Woningcorporatie Ymere vindt het vreemd onder verscherpt financieel toezicht te zijn geplaatst. De investeringen verhouden zich goed met het eigen vermogen, zo verklaart bestuurder Ber Bosveld. In de beoordelingssystematiek van het Centraal Fonds voor de Volkshuisvesting (CFV) bestaat volgens hem onvoldoende oog voor regionale verschillen.
Het Centraal Fonds beoordeelde Ymere op basis van de begin dit jaar opgestelde meerjarenprognose en de jaarcijfers 2011. “Op grond daarvan komt de financiële toezichthouder tot een positief oordeel over de financiële continuïteit. A1. Ook de solvabiliteit is voldoende. Maar in het licht van de vanwege problemen bij Vestia te betalen saneringssteun en de verhuurderheffing bestaan er bij hen toch zorgen over de toekomstige omvang van onze leningportefeuille,” aldus Bosveld. Hij is binnen de vierhoofdige Raad van Bestuur verantwoordelijk voor waardesturing en financiën.

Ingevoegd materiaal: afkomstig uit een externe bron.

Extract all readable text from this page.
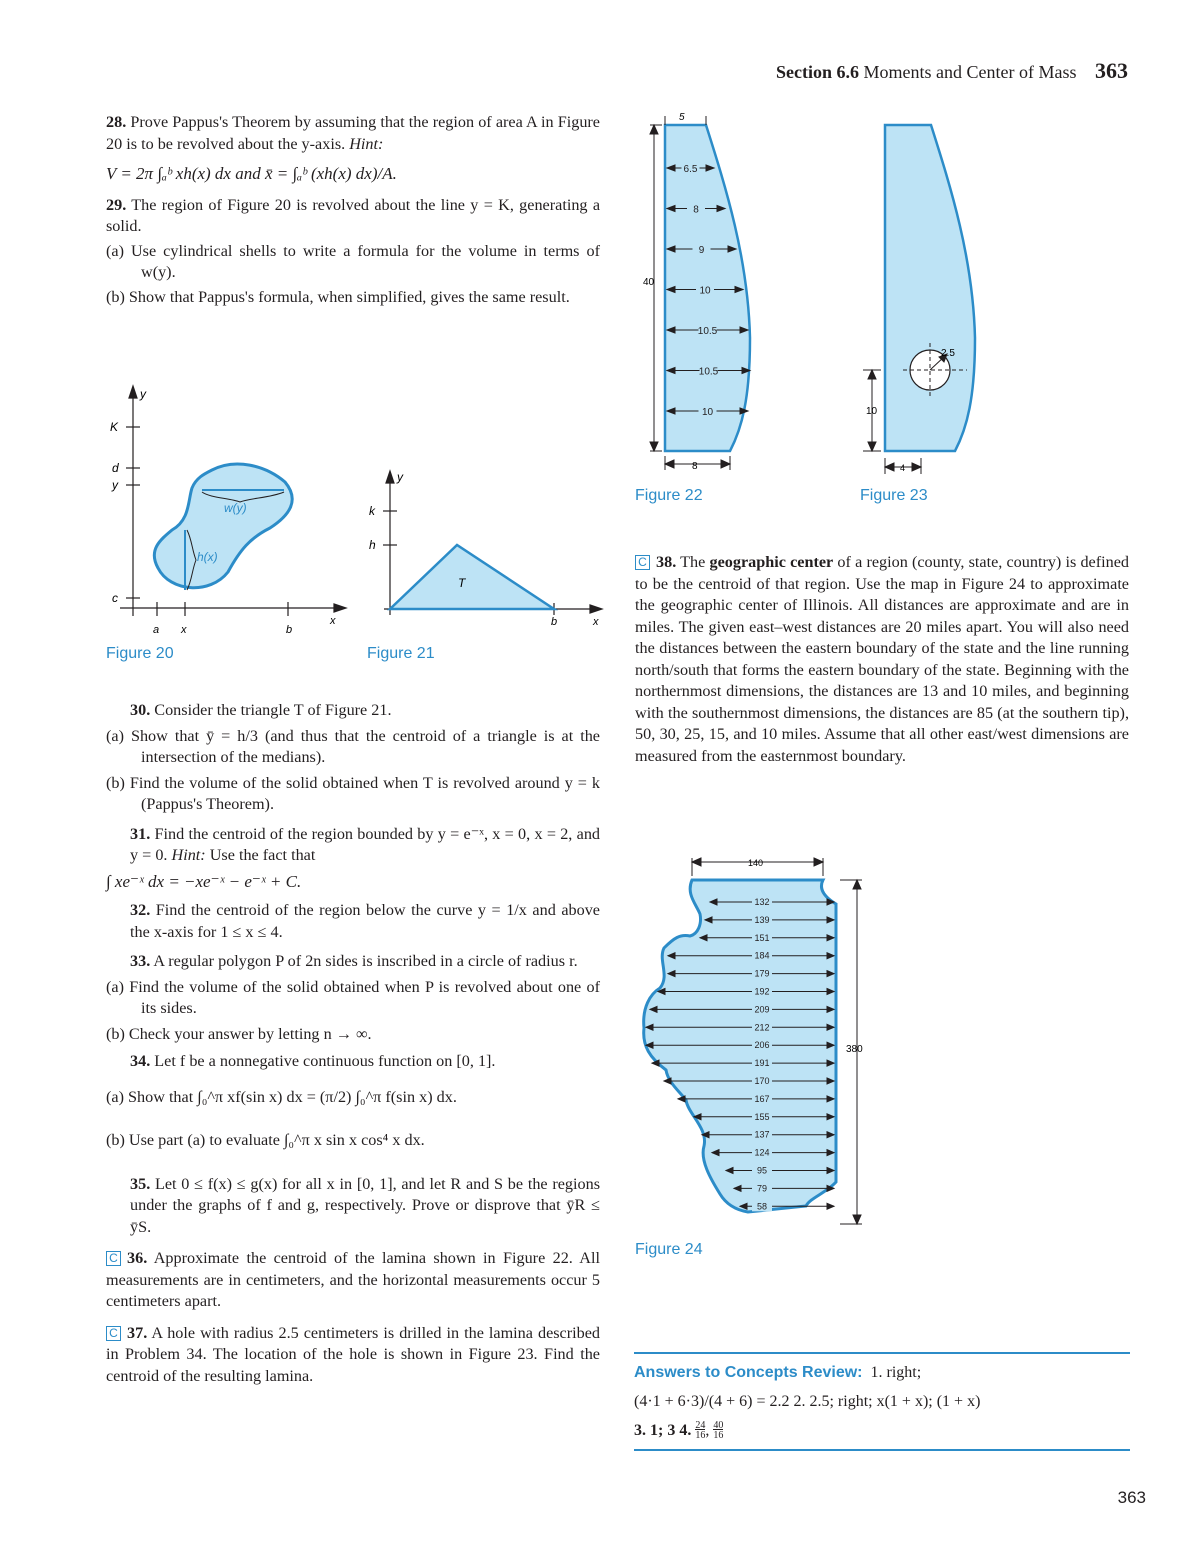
Section 6.6 Moments and Center of Mass 363

28. Prove Pappus's Theorem by assuming that the region of area A in Figure 20 is to be revolved about the y-axis. Hint:

V = 2π ∫ₐᵇ xh(x) dx and x̄ = ∫ₐᵇ (xh(x) dx)/A.

29. The region of Figure 20 is revolved about the line y = K, generating a solid.

(a) Use cylindrical shells to write a formula for the volume in terms of w(y).

(b) Show that Pappus's formula, when simplified, gives the same result.

y
K
d
y
c
a x	b
x
w(y)
h(x)
Figure 20
y
k
h
T
b	x
Figure 21

30. Consider the triangle T of Figure 21.

(a) Show that ȳ = h/3 (and thus that the centroid of a triangle is at the intersection of the medians).

(b) Find the volume of the solid obtained when T is revolved around y = k (Pappus's Theorem).

31. Find the centroid of the region bounded by y = e⁻ˣ, x = 0, x = 2, and y = 0. Hint: Use the fact that

∫ xe⁻ˣ dx = −xe⁻ˣ − e⁻ˣ + C.

32. Find the centroid of the region below the curve y = 1/x and above the x-axis for 1 ≤ x ≤ 4.

33. A regular polygon P of 2n sides is inscribed in a circle of radius r.

(a) Find the volume of the solid obtained when P is revolved about one of its sides.

(b) Check your answer by letting n → ∞.

34. Let f be a nonnegative continuous function on [0, 1].

(a) Show that ∫₀^π xf(sin x) dx = (π/2) ∫₀^π f(sin x) dx.

(b) Use part (a) to evaluate ∫₀^π x sin x cos⁴ x dx.

35. Let 0 ≤ f(x) ≤ g(x) for all x in [0, 1], and let R and S be the regions under the graphs of f and g, respectively. Prove or disprove that ȳR ≤ ȳS.

C 36. Approximate the centroid of the lamina shown in Figure 22. All measurements are in centimeters, and the horizontal measurements occur 5 centimeters apart.

C 37. A hole with radius 2.5 centimeters is drilled in the lamina described in Problem 34. The location of the hole is shown in Figure 23. Find the centroid of the resulting lamina.

6.5
8
9
10
10.5
10.5
10
5
40
8
Figure 22
2.5
10
4
Figure 23

C 38. The geographic center of a region (county, state, country) is defined to be the centroid of that region. Use the map in Figure 24 to approximate the geographic center of Illinois. All distances are approximate and are in miles. The given east–west distances are 20 miles apart. You will also need the distances between the eastern boundary of the state and the line running north/south that forms the eastern boundary of the state. Beginning with the northernmost dimensions, the distances are 13 and 10 miles, and beginning with the southernmost dimensions, the distances are 85 (at the southern tip), 50, 30, 25, 15, and 10 miles. Assume that all other east/west dimensions are measured from the easternmost boundary.

132
139
151
184
179
192
209
212
206
191
170
167
155
137
124
95
79
58
140
380
Figure 24
Answers to Concepts Review: 1. right;
(4·1 + 6·3)/(4 + 6) = 2.2 2. 2.5; right; x(1 + x); (1 + x)
3. 1; 3 4. $\frac{24}{16}$, $\frac{40}{16}$
363
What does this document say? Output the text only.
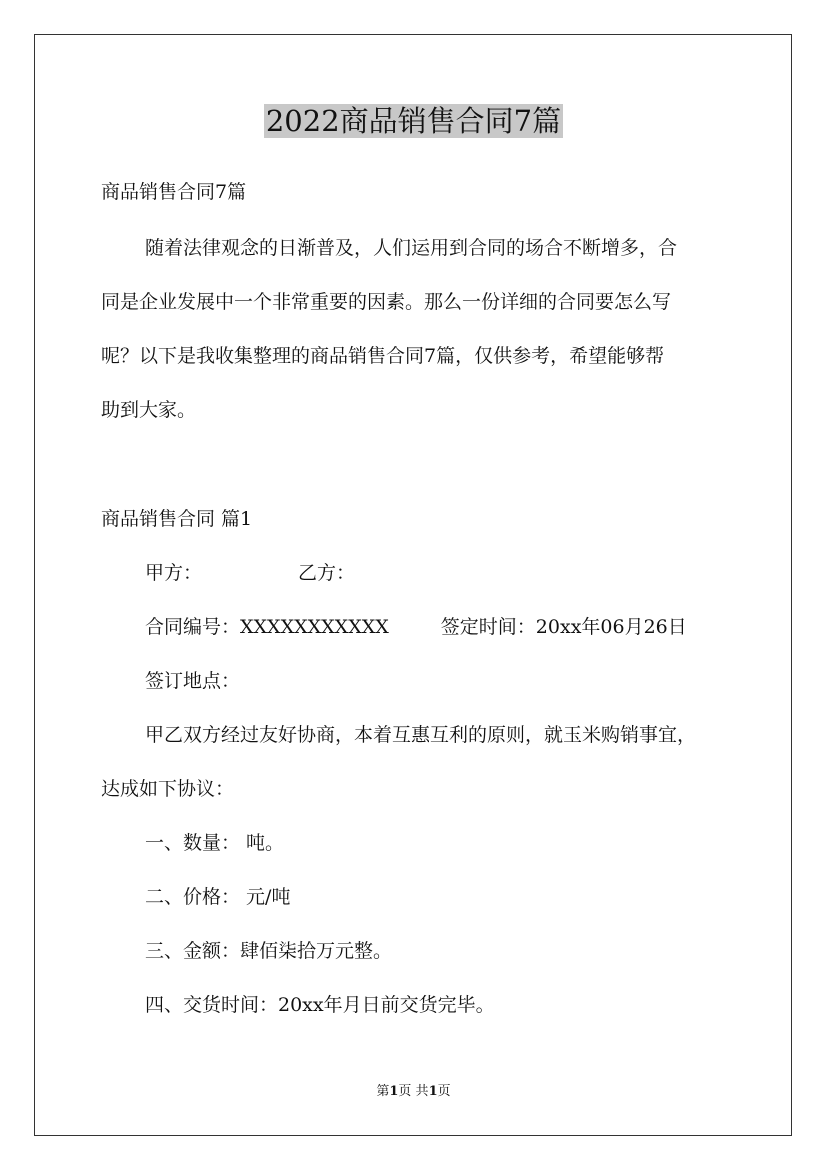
2022商品销售合同7篇

商品销售合同7篇

随着法律观念的日渐普及，人们运用到合同的场合不断增多，合

同是企业发展中一个非常重要的因素。那么一份详细的合同要怎么写

呢？以下是我收集整理的商品销售合同7篇，仅供参考，希望能够帮

助到大家。

商品销售合同 篇1

甲方：	乙方：

合同编号：XXXXXXXXXXX	签定时间：20xx年06月26日

签订地点：

甲乙双方经过友好协商，本着互惠互利的原则，就玉米购销事宜，

达成如下协议：

一、数量： 吨。

二、价格： 元/吨

三、金额：肆佰柒拾万元整。

四、交货时间：20xx年月日前交货完毕。

第1页 共1页
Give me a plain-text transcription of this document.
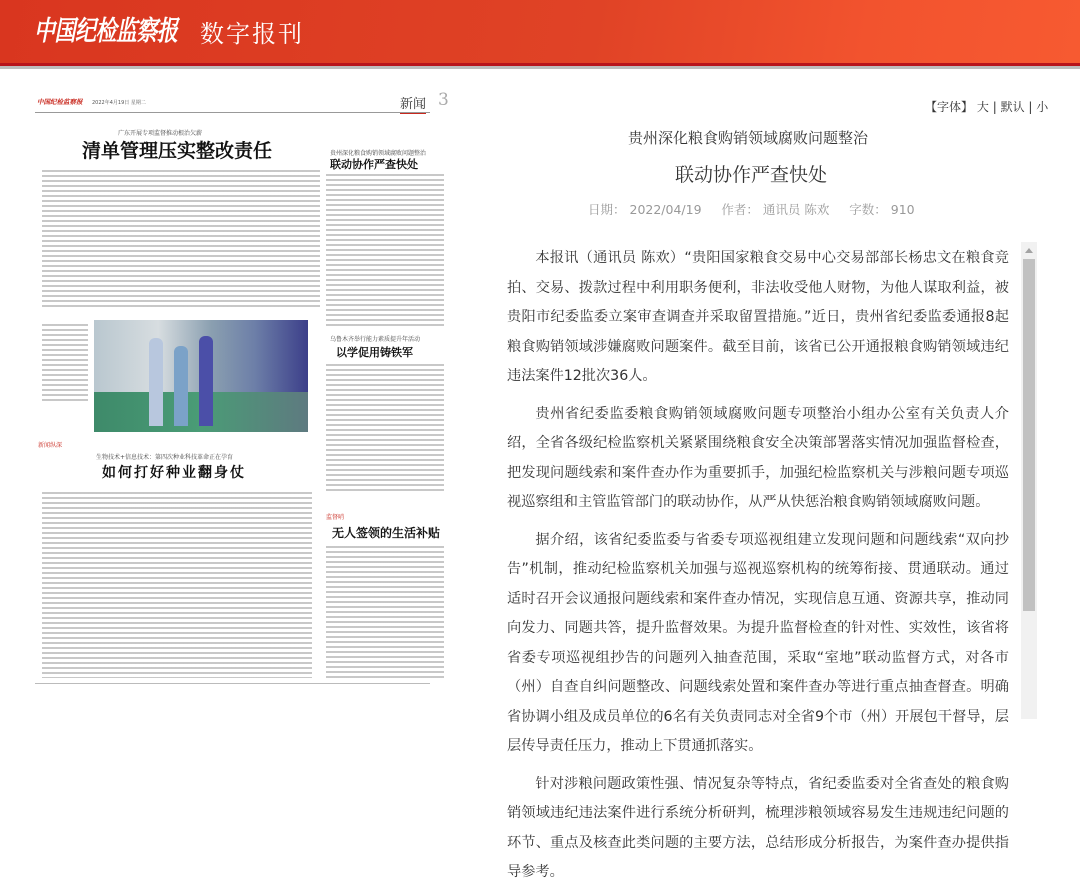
中国纪检监察报 数字报刊
中国纪检监察报 2022年4月19日 星期二	新闻 3
广东开展专项监督推动根治欠薪
清单管理压实整改责任	贵州深化粮食购销领域腐败问题整治
联动协作严查快处
乌鲁木齐举行能力素质提升年活动
以学促用铸铁军
新闻纵深
生物技术+信息技术：第四次种业科技革命正在孕育
如何打好种业翻身仗
监督哨
无人签领的生活补贴
【字体】 大 | 默认 | 小
贵州深化粮食购销领域腐败问题整治
联动协作严查快处
日期： 2022/04/19 作者： 通讯员 陈欢 字数： 910

本报讯（通讯员 陈欢）“贵阳国家粮食交易中心交易部部长杨忠文在粮食竞拍、交易、拨款过程中利用职务便利，非法收受他人财物，为他人谋取利益，被贵阳市纪委监委立案审查调查并采取留置措施。”近日，贵州省纪委监委通报8起粮食购销领域涉嫌腐败问题案件。截至目前，该省已公开通报粮食购销领域违纪违法案件12批次36人。

贵州省纪委监委粮食购销领域腐败问题专项整治小组办公室有关负责人介绍，全省各级纪检监察机关紧紧围绕粮食安全决策部署落实情况加强监督检查，把发现问题线索和案件查办作为重要抓手，加强纪检监察机关与涉粮问题专项巡视巡察组和主管监管部门的联动协作，从严从快惩治粮食购销领域腐败问题。

据介绍，该省纪委监委与省委专项巡视组建立发现问题和问题线索“双向抄告”机制，推动纪检监察机关加强与巡视巡察机构的统筹衔接、贯通联动。通过适时召开会议通报问题线索和案件查办情况，实现信息互通、资源共享，推动同向发力、同题共答，提升监督效果。为提升监督检查的针对性、实效性，该省将省委专项巡视组抄告的问题列入抽查范围，采取“室地”联动监督方式，对各市（州）自查自纠问题整改、问题线索处置和案件查办等进行重点抽查督查。明确省协调小组及成员单位的6名有关负责同志对全省9个市（州）开展包干督导，层层传导责任压力，推动上下贯通抓落实。

针对涉粮问题政策性强、情况复杂等特点，省纪委监委对全省查处的粮食购销领域违纪违法案件进行系统分析研判，梳理涉粮领域容易发生违规违纪问题的环节、重点及核查此类问题的主要方法，总结形成分析报告，为案件查办提供指导参考。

Volgens hem heeft het CFV onvoldoende oog gehad voor de bijstelling van het financiële beleid afgelopen voorjaar. “We hebben na het Lenteakkoord ons beleid aangepast. De bedrijfskosten moeten nog verder omlaag. De huurinkomsten omhoog. Vanwege de zwakke vastgoedmarkt rekenen we niet op extra woningverkopen. Vervolgens hebben we de voor 2013 voorgenomen investeringen met 55 miljoen euro verlaagd naar 275 miljoen euro. Daarmee varen we een verstandige koers.”
Ymere - met meer dan 77.000 woningen en 8000 andere verhuureenheden de een na grootste Nederlandse corporatie - zal nooit of te nimmer teveel investeren, benadrukt Bosveld. “Wij hanteren de regel dat de leningportefeuille nooit meer dan de helft van de markwaarde in bewoonde toestand mag bedragen. Die marktwaarde bedraagt 9,3 miljard euro. Onze leningportefeuille heeft een omvang van 3,7 miljard. En onze kasstromen zien er goed uit. We handelen dus financieel verstandig.”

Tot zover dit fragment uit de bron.